Figure 4. An abstract view of a sample of small peptides, as shown inside the circle, that are known to bind with an MHC receptor on the surface of a vertebrate cell. The red colored peptide is immunogenic, while the other peptides in this sample are not. The expectation is that most peptides, as presented on the cell surface by an MHC receptor, do not lead to an immune response.
With a sufficiently large collection of data, the deep learning approaches are applicable for modelling the immunological pathways, particularly where traditional approaches, based on a set of interpretable parameters, are inadequate. Since the small peptides are a major determinant of adaptive immunity in the jawed vertebrates, it is essential to broadly sample for data in building models of immunogenicity[10]. Without these models, there is low predictability on the evolution of pathogens, and, therefore, the practioners of the science will tend toward misperceptions of the inner workings of the immunological system.
The above is a view based on making predictions about immunogenic peptides as derived in a pathogen of interest. However, another approach is to compare the evolution of a specific pathogen against data as generated from the highly accurate peptide-MHC binding models[10][31]. This suggestion is for simulation of changes in the genome of the pathogen, and then identifying these changes that weaken the putative association between peptide and MHC receptor. The distribution of amino acid substitutions in these simulations may be compared against prior knowledge of the evolution of a pathogen and its response to host immunity. The comparisons would provide insight into the numbers and types of amino acid changes that are characteristic of the evolutionary response of a pathogen, including a predictiveness on novel variants and their potential for host immune evasion. The assumption for this comparative approach is that the peptide-MHC association is a vulnerable pathway to the evolution of a pathogen and its genetic fitness. Another potential strategy by a pathogen is to target the host pathway that cleaves and forms the small peptides before their association with an MHC receptor. Third, a pathogen may evolve so the resultant peptides in this host are no longer immunogenic, although it is presumed that all three pathways are possible targets by the pathogen in a search for evasion of host immunity. However, the relative frequency of utilization of each of these strategies is unknown.
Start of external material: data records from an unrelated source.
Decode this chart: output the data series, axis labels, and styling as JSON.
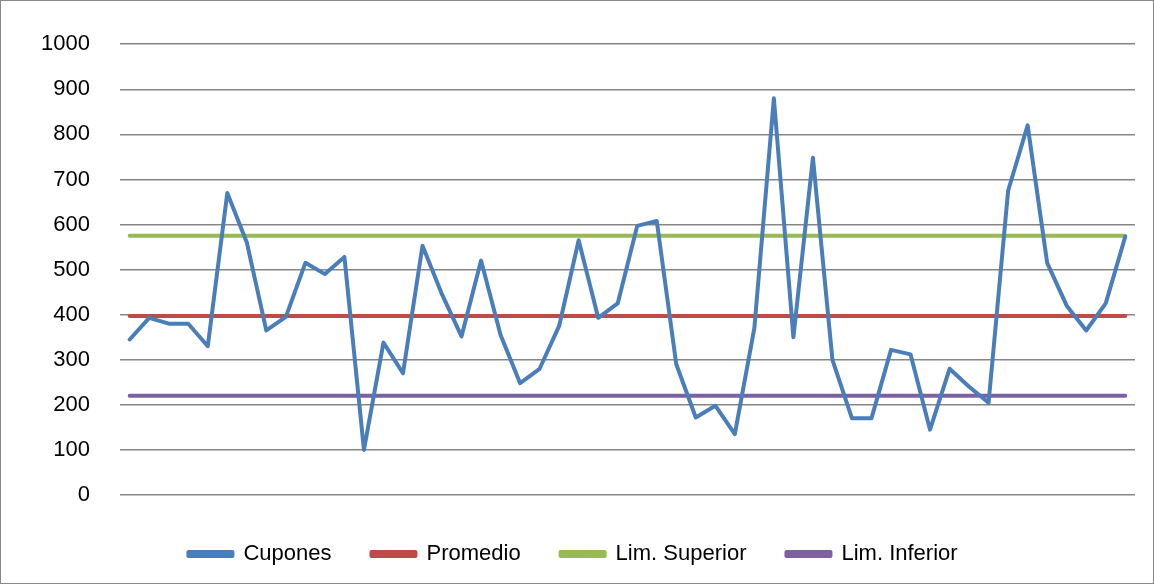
{
  "chart_data": {
    "type": "line",
    "categories": [
      null,
      null,
      null,
      null,
      null,
      null,
      null,
      null,
      null,
      null,
      null,
      null,
      null,
      null,
      null,
      null,
      null,
      null,
      null,
      null,
      null,
      null,
      null,
      null,
      null,
      null,
      null,
      null,
      null,
      null,
      null,
      null,
      null,
      null,
      null,
      null,
      null,
      null,
      null,
      null,
      null,
      null,
      null,
      null,
      null,
      null,
      null,
      null,
      null,
      null,
      null,
      null
    ],
    "series": [
      {
        "name": "Cupones",
        "color": "#4a7ebb",
        "values": [
          345,
          393,
          380,
          380,
          330,
          670,
          560,
          365,
          395,
          515,
          490,
          528,
          100,
          338,
          270,
          553,
          445,
          352,
          520,
          355,
          248,
          280,
          375,
          565,
          393,
          425,
          597,
          608,
          290,
          172,
          198,
          135,
          370,
          880,
          350,
          748,
          300,
          170,
          170,
          322,
          312,
          145,
          280,
          240,
          205,
          675,
          820,
          515,
          420,
          365,
          425,
          573
        ]
      },
      {
        "name": "Promedio",
        "color": "#be4b48",
        "values": [
          397,
          397,
          397,
          397,
          397,
          397,
          397,
          397,
          397,
          397,
          397,
          397,
          397,
          397,
          397,
          397,
          397,
          397,
          397,
          397,
          397,
          397,
          397,
          397,
          397,
          397,
          397,
          397,
          397,
          397,
          397,
          397,
          397,
          397,
          397,
          397,
          397,
          397,
          397,
          397,
          397,
          397,
          397,
          397,
          397,
          397,
          397,
          397,
          397,
          397,
          397,
          397
        ]
      },
      {
        "name": "Lim. Superior",
        "color": "#98b954",
        "values": [
          575,
          575,
          575,
          575,
          575,
          575,
          575,
          575,
          575,
          575,
          575,
          575,
          575,
          575,
          575,
          575,
          575,
          575,
          575,
          575,
          575,
          575,
          575,
          575,
          575,
          575,
          575,
          575,
          575,
          575,
          575,
          575,
          575,
          575,
          575,
          575,
          575,
          575,
          575,
          575,
          575,
          575,
          575,
          575,
          575,
          575,
          575,
          575,
          575,
          575,
          575,
          575
        ]
      },
      {
        "name": "Lim. Inferior",
        "color": "#7d60a0",
        "values": [
          220,
          220,
          220,
          220,
          220,
          220,
          220,
          220,
          220,
          220,
          220,
          220,
          220,
          220,
          220,
          220,
          220,
          220,
          220,
          220,
          220,
          220,
          220,
          220,
          220,
          220,
          220,
          220,
          220,
          220,
          220,
          220,
          220,
          220,
          220,
          220,
          220,
          220,
          220,
          220,
          220,
          220,
          220,
          220,
          220,
          220,
          220,
          220,
          220,
          220,
          220,
          220
        ]
      }
    ],
    "ylim": [
      0,
      1000
    ],
    "yticks": [
      0,
      100,
      200,
      300,
      400,
      500,
      600,
      700,
      800,
      900,
      1000
    ],
    "grid": "y",
    "legend": "bottom",
    "marker": "none",
    "tick_labels": "y"
  }
}
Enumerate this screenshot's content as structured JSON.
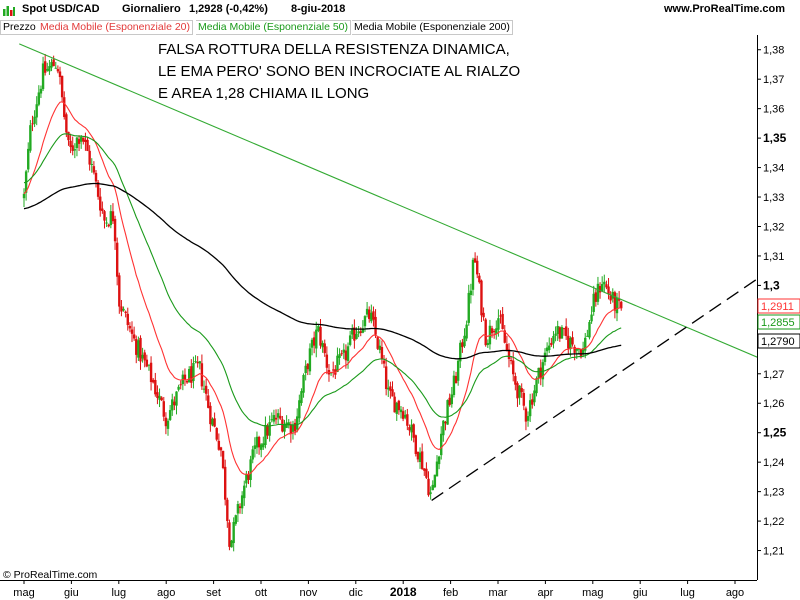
{
  "header": {
    "instrument": "Spot USD/CAD",
    "timeframe": "Giornaliero",
    "last_quote": "1,2928 (-0,42%)",
    "date": "8-giu-2018",
    "site": "www.ProRealTime.com"
  },
  "legend": {
    "price": "Prezzo",
    "ema20": "Media Mobile (Esponenziale 20)",
    "ema50": "Media Mobile (Esponenziale 50)",
    "ema200": "Media Mobile (Esponenziale 200)"
  },
  "annotation": {
    "line1": "FALSA ROTTURA DELLA RESISTENZA DINAMICA,",
    "line2": "LE EMA PERO' SONO BEN INCROCIATE AL RIALZO",
    "line3": "E AREA 1,28 CHIAMA IL LONG"
  },
  "footer": {
    "copyright": "© ProRealTime.com"
  },
  "colors": {
    "up": "#22aa22",
    "down": "#dd1111",
    "ema20": "#ff3333",
    "ema50": "#1a9a1a",
    "ema200": "#000000",
    "resistance": "#33aa33",
    "support": "#000000"
  },
  "chart_data": {
    "type": "candlestick",
    "ylim": [
      1.2,
      1.385
    ],
    "y_ticks": [
      {
        "value": 1.38,
        "label": "1,38"
      },
      {
        "value": 1.37,
        "label": "1,37"
      },
      {
        "value": 1.36,
        "label": "1,36"
      },
      {
        "value": 1.35,
        "label": "1,35",
        "major": true
      },
      {
        "value": 1.34,
        "label": "1,34"
      },
      {
        "value": 1.33,
        "label": "1,33"
      },
      {
        "value": 1.32,
        "label": "1,32"
      },
      {
        "value": 1.31,
        "label": "1,31"
      },
      {
        "value": 1.3,
        "label": "1,3",
        "major": true
      },
      {
        "value": 1.27,
        "label": "1,27"
      },
      {
        "value": 1.26,
        "label": "1,26"
      },
      {
        "value": 1.25,
        "label": "1,25",
        "major": true
      },
      {
        "value": 1.24,
        "label": "1,24"
      },
      {
        "value": 1.23,
        "label": "1,23"
      },
      {
        "value": 1.22,
        "label": "1,22"
      },
      {
        "value": 1.21,
        "label": "1,21"
      }
    ],
    "x_ticks": [
      {
        "month": 0,
        "label": "mag"
      },
      {
        "month": 1,
        "label": "giu"
      },
      {
        "month": 2,
        "label": "lug"
      },
      {
        "month": 3,
        "label": "ago"
      },
      {
        "month": 4,
        "label": "set"
      },
      {
        "month": 5,
        "label": "ott"
      },
      {
        "month": 6,
        "label": "nov"
      },
      {
        "month": 7,
        "label": "dic"
      },
      {
        "month": 8,
        "label": "2018",
        "year": true
      },
      {
        "month": 9,
        "label": "feb"
      },
      {
        "month": 10,
        "label": "mar"
      },
      {
        "month": 11,
        "label": "apr"
      },
      {
        "month": 12,
        "label": "mag"
      },
      {
        "month": 13,
        "label": "giu"
      },
      {
        "month": 14,
        "label": "lug"
      },
      {
        "month": 15,
        "label": "ago"
      }
    ],
    "price_path": [
      [
        0.0,
        1.33
      ],
      [
        0.15,
        1.355
      ],
      [
        0.4,
        1.372
      ],
      [
        0.7,
        1.376
      ],
      [
        0.95,
        1.345
      ],
      [
        1.2,
        1.352
      ],
      [
        1.4,
        1.342
      ],
      [
        1.7,
        1.322
      ],
      [
        1.9,
        1.324
      ],
      [
        2.0,
        1.295
      ],
      [
        2.3,
        1.282
      ],
      [
        2.7,
        1.268
      ],
      [
        3.0,
        1.255
      ],
      [
        3.4,
        1.268
      ],
      [
        3.7,
        1.272
      ],
      [
        3.95,
        1.255
      ],
      [
        4.15,
        1.245
      ],
      [
        4.35,
        1.212
      ],
      [
        4.65,
        1.232
      ],
      [
        4.9,
        1.245
      ],
      [
        5.3,
        1.255
      ],
      [
        5.7,
        1.252
      ],
      [
        6.0,
        1.275
      ],
      [
        6.2,
        1.285
      ],
      [
        6.45,
        1.27
      ],
      [
        6.75,
        1.275
      ],
      [
        7.0,
        1.285
      ],
      [
        7.3,
        1.29
      ],
      [
        7.5,
        1.278
      ],
      [
        7.7,
        1.262
      ],
      [
        8.0,
        1.258
      ],
      [
        8.4,
        1.24
      ],
      [
        8.6,
        1.228
      ],
      [
        8.8,
        1.25
      ],
      [
        9.1,
        1.268
      ],
      [
        9.35,
        1.29
      ],
      [
        9.5,
        1.31
      ],
      [
        9.75,
        1.282
      ],
      [
        10.0,
        1.29
      ],
      [
        10.3,
        1.27
      ],
      [
        10.6,
        1.256
      ],
      [
        10.9,
        1.272
      ],
      [
        11.2,
        1.285
      ],
      [
        11.5,
        1.281
      ],
      [
        11.8,
        1.278
      ],
      [
        12.0,
        1.293
      ],
      [
        12.2,
        1.302
      ],
      [
        12.4,
        1.295
      ],
      [
        12.6,
        1.291
      ]
    ],
    "series": [
      {
        "name": "Media Mobile (Esponenziale 20)",
        "key": "ema20",
        "last_value": 1.2911,
        "label": "1,2911",
        "period": 20
      },
      {
        "name": "Media Mobile (Esponenziale 50)",
        "key": "ema50",
        "last_value": 1.2855,
        "label": "1,2855",
        "period": 50
      },
      {
        "name": "Media Mobile (Esponenziale 200)",
        "key": "ema200",
        "last_value": 1.279,
        "label": "1,2790",
        "period": 200
      }
    ],
    "trendlines": [
      {
        "name": "resistance",
        "style": "solid",
        "from": [
          -0.1,
          1.382
        ],
        "to": [
          16.0,
          1.272
        ]
      },
      {
        "name": "support",
        "style": "dashed",
        "from": [
          8.6,
          1.227
        ],
        "to": [
          16.0,
          1.308
        ]
      }
    ]
  }
}
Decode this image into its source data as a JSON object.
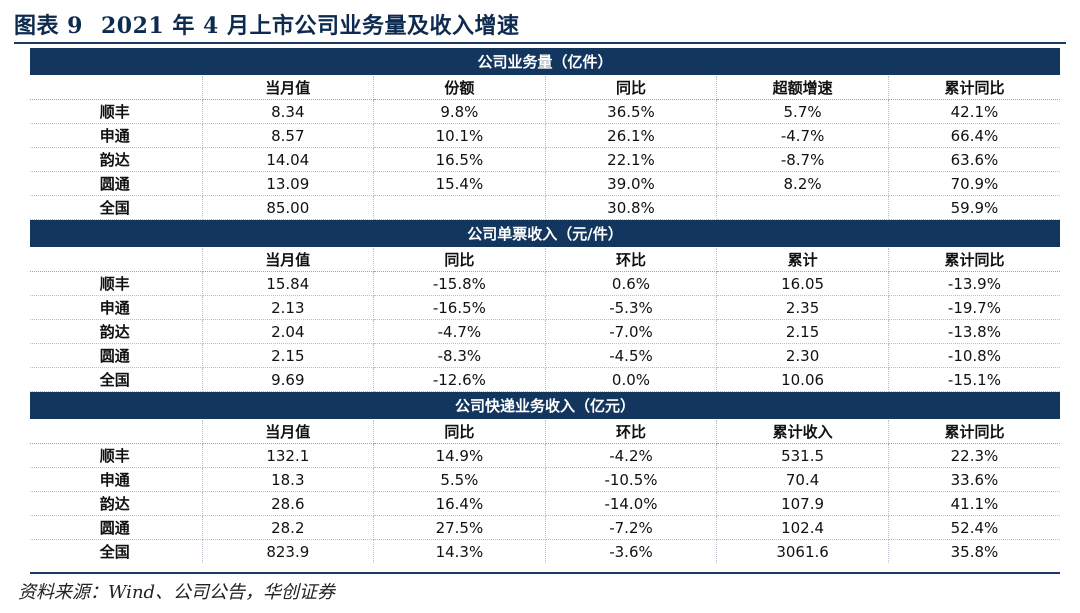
{
  "figure": {
    "number": "图表 9",
    "title": "2021 年 4 月上市公司业务量及收入增速"
  },
  "sections": [
    {
      "title": "公司业务量（亿件）",
      "headers": [
        "",
        "当月值",
        "份额",
        "同比",
        "超额增速",
        "累计同比"
      ],
      "rows": [
        [
          "顺丰",
          "8.34",
          "9.8%",
          "36.5%",
          "5.7%",
          "42.1%"
        ],
        [
          "申通",
          "8.57",
          "10.1%",
          "26.1%",
          "-4.7%",
          "66.4%"
        ],
        [
          "韵达",
          "14.04",
          "16.5%",
          "22.1%",
          "-8.7%",
          "63.6%"
        ],
        [
          "圆通",
          "13.09",
          "15.4%",
          "39.0%",
          "8.2%",
          "70.9%"
        ],
        [
          "全国",
          "85.00",
          "",
          "30.8%",
          "",
          "59.9%"
        ]
      ]
    },
    {
      "title": "公司单票收入（元/件）",
      "headers": [
        "",
        "当月值",
        "同比",
        "环比",
        "累计",
        "累计同比"
      ],
      "rows": [
        [
          "顺丰",
          "15.84",
          "-15.8%",
          "0.6%",
          "16.05",
          "-13.9%"
        ],
        [
          "申通",
          "2.13",
          "-16.5%",
          "-5.3%",
          "2.35",
          "-19.7%"
        ],
        [
          "韵达",
          "2.04",
          "-4.7%",
          "-7.0%",
          "2.15",
          "-13.8%"
        ],
        [
          "圆通",
          "2.15",
          "-8.3%",
          "-4.5%",
          "2.30",
          "-10.8%"
        ],
        [
          "全国",
          "9.69",
          "-12.6%",
          "0.0%",
          "10.06",
          "-15.1%"
        ]
      ]
    },
    {
      "title": "公司快递业务收入（亿元）",
      "headers": [
        "",
        "当月值",
        "同比",
        "环比",
        "累计收入",
        "累计同比"
      ],
      "rows": [
        [
          "顺丰",
          "132.1",
          "14.9%",
          "-4.2%",
          "531.5",
          "22.3%"
        ],
        [
          "申通",
          "18.3",
          "5.5%",
          "-10.5%",
          "70.4",
          "33.6%"
        ],
        [
          "韵达",
          "28.6",
          "16.4%",
          "-14.0%",
          "107.9",
          "41.1%"
        ],
        [
          "圆通",
          "28.2",
          "27.5%",
          "-7.2%",
          "102.4",
          "52.4%"
        ],
        [
          "全国",
          "823.9",
          "14.3%",
          "-3.6%",
          "3061.6",
          "35.8%"
        ]
      ]
    }
  ],
  "source": "资料来源：Wind、公司公告，华创证券",
  "colors": {
    "section_header_bg": "#13365f",
    "title_color": "#0d2a4f"
  }
}
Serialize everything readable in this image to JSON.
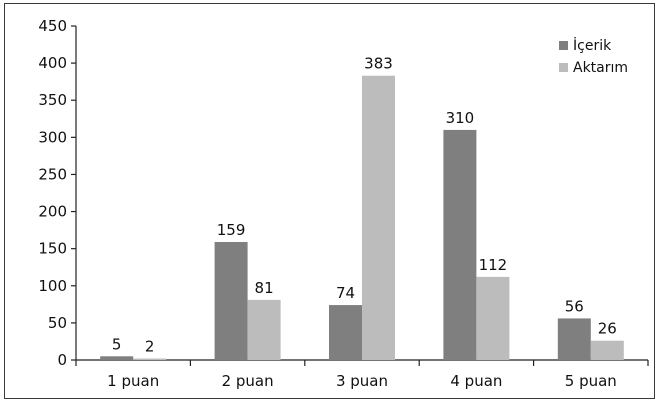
{
  "chart_data": {
    "type": "bar",
    "categories": [
      "1 puan",
      "2 puan",
      "3 puan",
      "4 puan",
      "5 puan"
    ],
    "series": [
      {
        "name": "İçerik",
        "values": [
          5,
          159,
          74,
          310,
          56
        ],
        "color": "#7f7f80"
      },
      {
        "name": "Aktarım",
        "values": [
          2,
          81,
          383,
          112,
          26
        ],
        "color": "#bcbcbc"
      }
    ],
    "title": "",
    "xlabel": "",
    "ylabel": "",
    "ylim": [
      0,
      450
    ],
    "y_ticks": [
      0,
      50,
      100,
      150,
      200,
      250,
      300,
      350,
      400,
      450
    ],
    "grid": false,
    "legend_position": "top-right",
    "data_labels": true
  }
}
A confounding factor is in the identification of amino acid substitutions in the pathogen that are a response to host immunity, as substitutions may be caused by other factors, and the genomic signature of the host response can be erased by subsequent evolutionary change. It is possible to discriminate among these evolutionary changes in a pathogen by their association with the forces of natural selection. For instance, nucleotide substitution methods are available to predict if a genomic region has a recent signature of positive selection, and the signature is measured by comparing the rates of nonsynonymous and synonymous substitutions. A nonsynonymous change is defined as a nucleotide change that leads to an amino acid change, while a synonymous change is silent at the amino acid level. These regions identified as evolving by positive selection are ideal candidates for further study on the evolutionary response of a pathogen to a host. In contrast, the simulations are artificially generated so they can control for and model the known confounding factors by a prior set of parameters and their values.